5. Browse protein quick facts
   In this page, users are provided with a glimpse of a protein's name, gene name, description, cross-reference of sequence identifiers, and so on. Whenvever external database identifier reference is available, a hypertext link that allows the user to navigate to the original database web pages will be provided as much as possible.
   
   
   
6. Annotate Interactions
   In this page the registered users can add new annotation to the interactions, rank as well as provide directionality to the specific interaction.
7. Create and Save list of selected protein interactions
   To create list and to save interactions you must be a registered user.
   Customized list of interactions could be created by selecting the resulting interactions of their searched proteins and press 'Save to List' button. The users can then name the list and the interactions will be saved in the respective list.
   The List and the interactions can be viewed from the users 'My page' once logged in.
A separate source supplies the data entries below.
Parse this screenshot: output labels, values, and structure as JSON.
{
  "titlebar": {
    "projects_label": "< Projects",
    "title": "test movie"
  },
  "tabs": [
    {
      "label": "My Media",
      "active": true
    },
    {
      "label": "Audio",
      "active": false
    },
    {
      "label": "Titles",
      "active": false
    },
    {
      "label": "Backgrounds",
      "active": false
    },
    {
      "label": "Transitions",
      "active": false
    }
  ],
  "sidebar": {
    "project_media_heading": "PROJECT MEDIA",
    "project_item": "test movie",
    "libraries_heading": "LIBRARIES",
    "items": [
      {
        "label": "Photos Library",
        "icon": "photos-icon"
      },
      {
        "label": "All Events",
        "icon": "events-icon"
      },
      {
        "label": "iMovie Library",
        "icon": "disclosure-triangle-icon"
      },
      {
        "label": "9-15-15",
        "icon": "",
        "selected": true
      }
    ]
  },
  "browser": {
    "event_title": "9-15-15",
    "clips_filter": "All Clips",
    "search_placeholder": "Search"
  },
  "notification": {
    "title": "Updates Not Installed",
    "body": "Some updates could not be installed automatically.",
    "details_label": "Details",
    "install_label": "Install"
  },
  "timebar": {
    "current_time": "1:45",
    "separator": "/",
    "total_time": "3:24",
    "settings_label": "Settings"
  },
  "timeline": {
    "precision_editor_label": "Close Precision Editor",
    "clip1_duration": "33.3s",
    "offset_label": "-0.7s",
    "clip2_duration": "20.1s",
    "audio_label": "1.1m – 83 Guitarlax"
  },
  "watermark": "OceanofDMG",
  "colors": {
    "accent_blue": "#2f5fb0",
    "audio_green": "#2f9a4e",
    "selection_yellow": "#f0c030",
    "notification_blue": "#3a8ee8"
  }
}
8. Browse new protein interactions
   Different ways to browse new protein interactions-
   • HAPPI home page
   • HAPPI Advanced Search page
   • Go to an interacting protein's "Protein Quick Facts" annotation and click on the protein entry name
   • Once logged in, select the list name (if created any) to view the interactions in those list and select the proteins to futher search interactions.